In the case of small vessels, maintaining a balance between supplying and pumping the cleaning solution is a key challenge. It is necessary to avoid overfilling the vessel and at the same time provide sufficient mechanical action on the contaminants. Overcoming this difficulty requires the following approaches:
1. Detergent level: Monitor the level of detergent inside the tank. To do this, use level sensors that can control the pump to maintain the optimum liquid level. Select sensors that work reliably even in humid conditions.
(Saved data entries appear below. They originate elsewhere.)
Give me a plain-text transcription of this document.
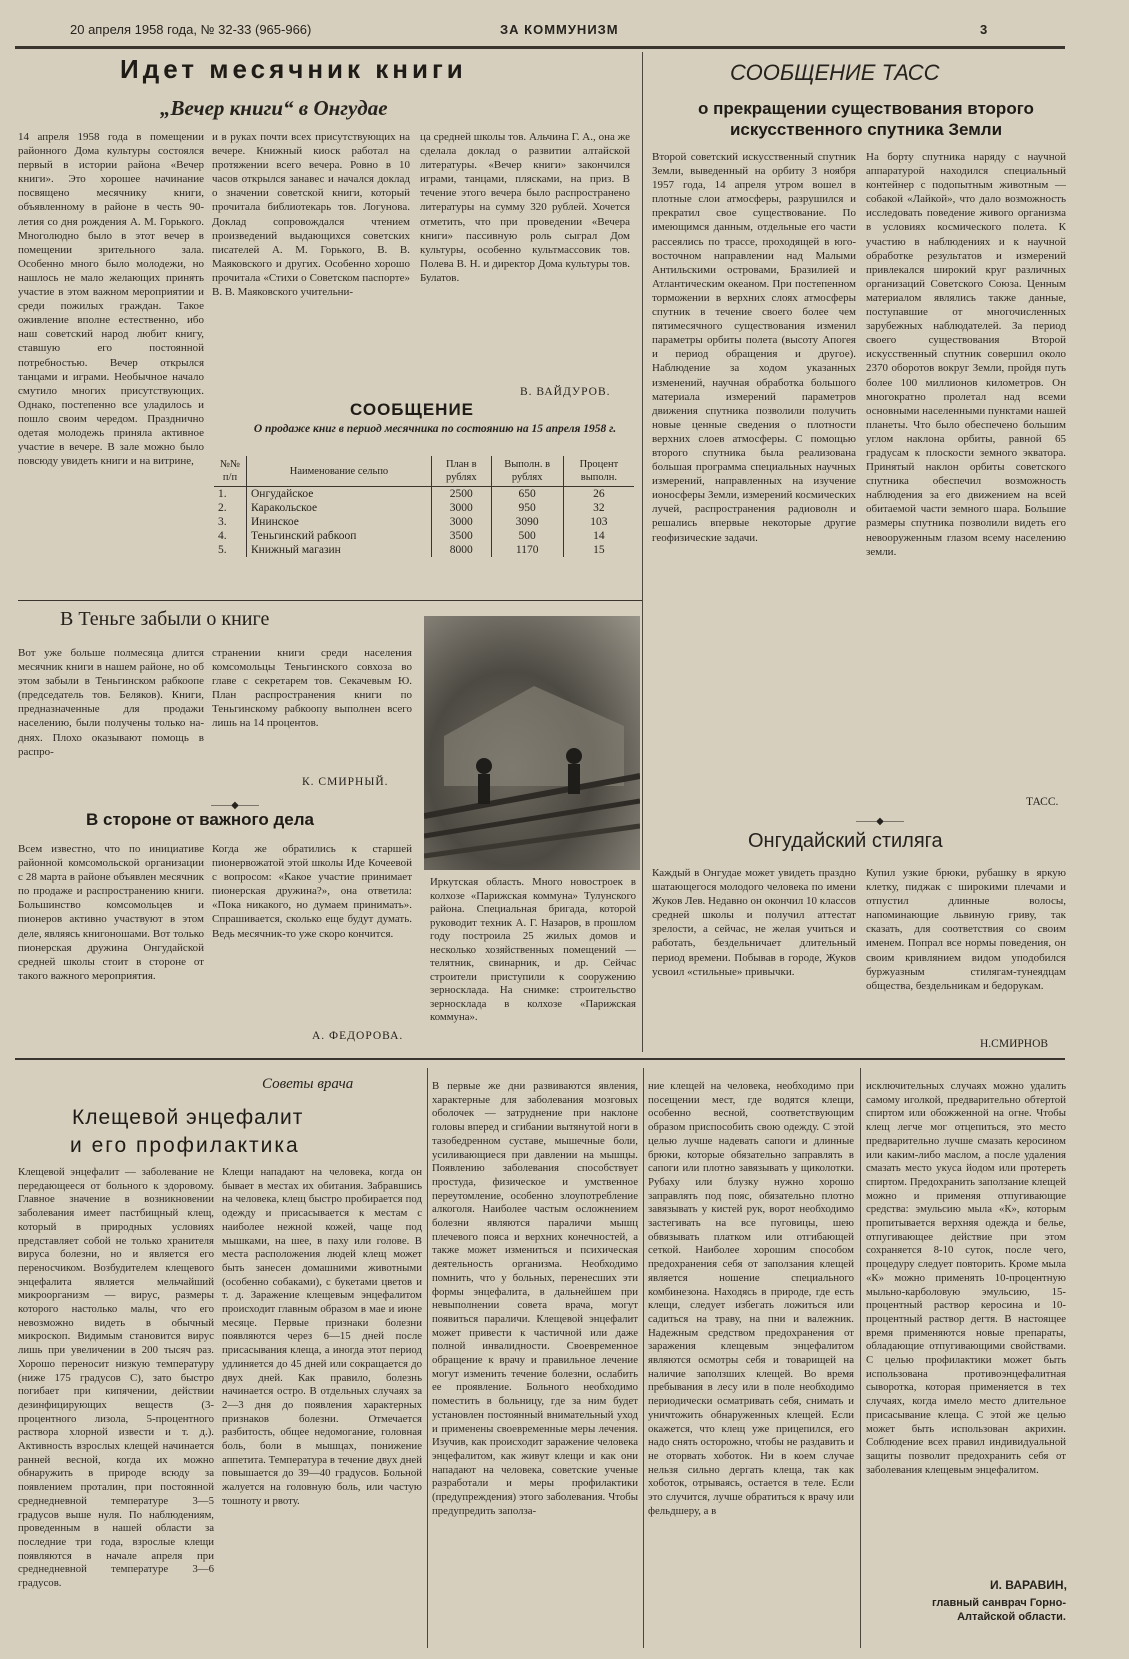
20 апреля 1958 года, № 32-33 (965-966)	ЗА КОММУНИЗМ	3
Идет месячник книги
„Вечер книги“ в Онгудае
14 апреля 1958 года в помещении районного Дома культуры состоялся первый в истории района «Вечер книги». Это хорошее начинание посвящено месячнику книги, объявленному в районе в честь 90-летия со дня рождения А. М. Горького. Многолюдно было в этот вечер в помещении зрительного зала. Особенно много было молодежи, но нашлось не мало желающих принять участие в этом важном мероприятии и среди пожилых граждан. Такое оживление вполне естественно, ибо наш советский народ любит книгу, ставшую его постоянной потребностью. Вечер открылся танцами и играми. Необычное начало смутило многих присутствующих. Однако, постепенно все уладилось и пошло своим чередом. Празднично одетая молодежь приняла активное участие в вечере. В зале можно было повсюду увидеть книги и на витрине,
и в руках почти всех присутствующих на вечере. Книжный киоск работал на протяжении всего вечера. Ровно в 10 часов открылся занавес и начался доклад о значении советской книги, который прочитала библиотекарь тов. Логунова. Доклад сопровождался чтением произведений выдающихся советских писателей А. М. Горького, В. В. Маяковского и других. Особенно хорошо прочитала «Стихи о Советском паспорте» В. В. Маяковского учительни-
ца средней школы тов. Альчина Г. А., она же сделала доклад о развитии алтайской литературы. «Вечер книги» закончился играми, танцами, плясками, на приз. В течение этого вечера было распространено литературы на сумму 320 рублей. Хочется отметить, что при проведении «Вечера книги» пассивную роль сыграл Дом культуры, особенно культмассовик тов. Полева В. Н. и директор Дома культуры тов. Булатов.
В. ВАЙДУРОВ.
СООБЩЕНИЕ
О продаже книг в период месячника по состоянию на 15 апреля 1958 г.
№№ п/п	Наименование сельпо	План в рублях	Выполн. в рублях	Процент выполн.
1.	Онгудайское	2500	650	26
2.	Каракольское	3000	950	32
3.	Ининское	3000	3090	103
4.	Теньгинский рабкооп	3500	500	14
5.	Книжный магазин	8000	1170	15
В Теньге забыли о книге
Вот уже больше полмесяца длится месячник книги в нашем районе, но об этом забыли в Теньгинском рабкоопе (председатель тов. Беляков). Книги, предназначенные для продажи населению, были получены только на-днях. Плохо оказывают помощь в распро-
странении книги среди населения комсомольцы Теньгинского совхоза во главе с секретарем тов. Секачевым Ю. План распространения книги по Теньгинскому рабкоопу выполнен всего лишь на 14 процентов.
К. СМИРНЫЙ.
——◆——
В стороне от важного дела
Всем известно, что по инициативе районной комсомольской организации с 28 марта в районе объявлен месячник по продаже и распространению книги. Большинство комсомольцев и пионеров активно участвуют в этом деле, являясь книгоношами. Вот только пионерская дружина Онгудайской средней школы стоит в стороне от такого важного мероприятия.
Когда же обратились к старшей пионервожатой этой школы Иде Кочеевой с вопросом: «Какое участие принимает пионерская дружина?», она ответила: «Пока никакого, но думаем принимать». Спрашивается, сколько еще будут думать. Ведь месячник-то уже скоро кончится.
А. ФЕДОРОВА.
Иркутская область. Много новостроек в колхозе «Парижская коммуна» Тулунского района. Специальная бригада, которой руководит техник А. Г. Назаров, в прошлом году построила 25 жилых домов и несколько хозяйственных помещений — телятник, свинарник, и др. Сейчас строители приступили к сооружению зерносклада. На снимке: строительство зерносклада в колхозе «Парижская коммуна».
СООБЩЕНИЕ ТАСС
о прекращении существования второго искусственного спутника Земли
Второй советский искусственный спутник Земли, выведенный на орбиту 3 ноября 1957 года, 14 апреля утром вошел в плотные слои атмосферы, разрушился и прекратил свое существование. По имеющимся данным, отдельные его части рассеялись по трассе, проходящей в юго-восточном направлении над Малыми Антильскими островами, Бразилией и Атлантическим океаном. При постепенном торможении в верхних слоях атмосферы спутник в течение своего более чем пятимесячного существования изменил параметры орбиты полета (высоту Апогея и период обращения и другое). Наблюдение за ходом указанных изменений, научная обработка большого материала измерений параметров движения спутника позволили получить новые ценные сведения о плотности верхних слоев атмосферы. С помощью второго спутника была реализована большая программа специальных научных измерений, направленных на изучение ионосферы Земли, измерений космических лучей, распространения радиоволн и решались впервые некоторые другие геофизические задачи.
На борту спутника наряду с научной аппаратурой находился специальный контейнер с подопытным животным — собакой «Лайкой», что дало возможность исследовать поведение живого организма в условиях космического полета. К участию в наблюдениях и к научной обработке результатов и измерений привлекался широкий круг различных организаций Советского Союза. Ценным материалом являлись также данные, поступавшие от многочисленных зарубежных наблюдателей. За период своего существования Второй искусственный спутник совершил около 2370 оборотов вокруг Земли, пройдя путь более 100 миллионов километров. Он многократно пролетал над всеми основными населенными пунктами нашей планеты. Что было обеспечено большим углом наклона орбиты, равной 65 градусам к плоскости земного экватора. Принятый наклон орбиты советского спутника обеспечил возможность наблюдения за его движением на всей обитаемой части земного шара. Большие размеры спутника позволили видеть его невооруженным глазом всему населению земли.
ТАСС.
——◆——
Онгудайский стиляга
Каждый в Онгудае может увидеть праздно шатающегося молодого человека по имени Жуков Лев. Недавно он окончил 10 классов средней школы и получил аттестат зрелости, а сейчас, не желая учиться и работать, бездельничает длительный период времени. Побывав в городе, Жуков усвоил «стильные» привычки.
Купил узкие брюки, рубашку в яркую клетку, пиджак с широкими плечами и отпустил длинные волосы, напоминающие львиную гриву, так сказать, для соответствия со своим именем. Попрал все нормы поведения, он своим кривлянием видом уподобился буржуазным стилягам-тунеядцам общества, бездельникам и бедорукам.
Н.СМИРНОВ
Советы врача
Клещевой энцефалит
и его профилактика
Клещевой энцефалит — заболевание не передающееся от больного к здоровому. Главное значение в возникновении заболевания имеет пастбищный клещ, который в природных условиях представляет собой не только хранителя вируса болезни, но и является его переносчиком. Возбудителем клещевого энцефалита является мельчайший микроорганизм — вирус, размеры которого настолько малы, что его невозможно видеть в обычный микроскоп. Видимым становится вирус лишь при увеличении в 200 тысяч раз. Хорошо переносит низкую температуру (ниже 175 градусов С), зато быстро погибает при кипячении, действии дезинфицирующих веществ (3-процентного лизола, 5-процентного раствора хлорной извести и т. д.). Активность взрослых клещей начинается ранней весной, когда их можно обнаружить в природе всюду за появлением проталин, при постоянной среднедневной температуре 3—5 градусов выше нуля. По наблюдениям, проведенным в нашей области за последние три года, взрослые клещи появляются в начале апреля при среднедневной температуре 3—6 градусов.
Клещи нападают на человека, когда он бывает в местах их обитания. Забравшись на человека, клещ быстро пробирается под одежду и присасывается к местам с наиболее нежной кожей, чаще под мышками, на шее, в паху или голове. В места расположения людей клещ может быть занесен домашними животными (особенно собаками), с букетами цветов и т. д. Заражение клещевым энцефалитом происходит главным образом в мае и июне месяце. Первые признаки болезни появляются через 6—15 дней после присасывания клеща, а иногда этот период удлиняется до 45 дней или сокращается до двух дней. Как правило, болезнь начинается остро. В отдельных случаях за 2—3 дня до появления характерных признаков болезни. Отмечается разбитость, общее недомогание, головная боль, боли в мышцах, понижение аппетита. Температура в течение двух дней повышается до 39—40 градусов. Больной жалуется на головную боль, или частую тошноту и рвоту.
В первые же дни развиваются явления, характерные для заболевания мозговых оболочек — затруднение при наклоне головы вперед и сгибании вытянутой ноги в тазобедренном суставе, мышечные боли, усиливающиеся при давлении на мышцы. Появлению заболевания способствует простуда, физическое и умственное переутомление, особенно злоупотребление алкоголя. Наиболее частым осложнением болезни являются параличи мышц плечевого пояса и верхних конечностей, а также может измениться и психическая деятельность организма. Необходимо помнить, что у больных, перенесших эти формы энцефалита, в дальнейшем при невыполнении совета врача, могут появиться параличи. Клещевой энцефалит может привести к частичной или даже полной инвалидности. Своевременное обращение к врачу и правильное лечение могут изменить течение болезни, ослабить ее проявление. Больного необходимо поместить в больницу, где за ним будет установлен постоянный внимательный уход и применены своевременные меры лечения. Изучив, как происходит заражение человека энцефалитом, как живут клещи и как они нападают на человека, советские ученые разработали и меры профилактики (предупреждения) этого заболевания. Чтобы предупредить заполза-
ние клещей на человека, необходимо при посещении мест, где водятся клещи, особенно весной, соответствующим образом приспособить свою одежду. С этой целью лучше надевать сапоги и длинные брюки, которые обязательно заправлять в сапоги или плотно завязывать у щиколотки. Рубаху или блузку нужно хорошо заправлять под пояс, обязательно плотно завязывать у кистей рук, ворот необходимо застегивать на все пуговицы, шею обвязывать платком или отгибающей сеткой. Наиболее хорошим способом предохранения себя от заползания клещей является ношение специального комбинезона. Находясь в природе, где есть клещи, следует избегать ложиться или садиться на траву, на пни и валежник. Надежным средством предохранения от заражения клещевым энцефалитом являются осмотры себя и товарищей на наличие заползших клещей. Во время пребывания в лесу или в поле необходимо периодически осматривать себя, снимать и уничтожить обнаруженных клещей. Если окажется, что клещ уже прицепился, его надо снять осторожно, чтобы не раздавить и не оторвать хоботок. Ни в коем случае нельзя сильно дергать клеща, так как хоботок, отрываясь, остается в теле. Если это случится, лучше обратиться к врачу или фельдшеру, а в
исключительных случаях можно удалить самому иголкой, предварительно обтертой спиртом или обожженной на огне. Чтобы клещ легче мог отцепиться, это место предварительно лучше смазать керосином или каким-либо маслом, а после удаления смазать место укуса йодом или протереть спиртом. Предохранить заползание клещей можно и применяя отпугивающие средства: эмульсию мыла «К», которым пропитывается верхняя одежда и белье, отпугивающее действие при этом сохраняется 8-10 суток, после чего, процедуру следует повторить. Кроме мыла «К» можно применять 10-процентную мыльно-карболовую эмульсию, 15-процентный раствор керосина и 10-процентный раствор дегтя. В настоящее время применяются новые препараты, обладающие отпугивающими свойствами. С целью профилактики может быть использована противоэнцефалитная сыворотка, которая применяется в тех случаях, когда имело место длительное присасывание клеща. С этой же целью может быть использован акрихин. Соблюдение всех правил индивидуальной защиты позволит предохранить себя от заболевания клещевым энцефалитом.
И. ВАРАВИН,
главный санврач Горно-Алтайской области.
2. Prevent swirling: If the supply and pumping of the cleaning solution is done from below, pay attention to the possible formation of a funnel. Design solutions such as cross ribs can be implemented to prevent funneling.

3. Additional heads: If there are agitators or other obstructions inside the tank, consider installing additional wash heads that provide mechanical action to all areas, including the bottom of the agitator blades.

4. Monitoring Systems: It is important to implement monitoring systems to help track wash parameters to ensure process quality and identify problems. This can include monitoring temperature, solution concentration, and other important parameters.

5. Automation: The more automated the washing process is, the less reliance on human intervention. Try to automate the CIP system as much as possible to minimise risks and ensure consistent wash quality.

6. Selecting a CIP system: The approach to selecting a CIP system depends on the specific application. Consider the type of tanks, the degree of soiling, the need for different wash heads, detergent concentrations and other factors to find the best system for each application.

7. Wash head efficiency: Consider the different types of wash heads, such as static and rotary. Rotary heads are often more efficient due to their ability to provide more uniform and intense mechanical action.

8. Rotary head monitoring: If rotary heads are used, choose models with rotation sensors that allow you to monitor and control the condition of the equipment.

Overall, an effective CIP system for small vessels requires careful planning, automation and monitoring to ensure optimum wash quality and minimise risks.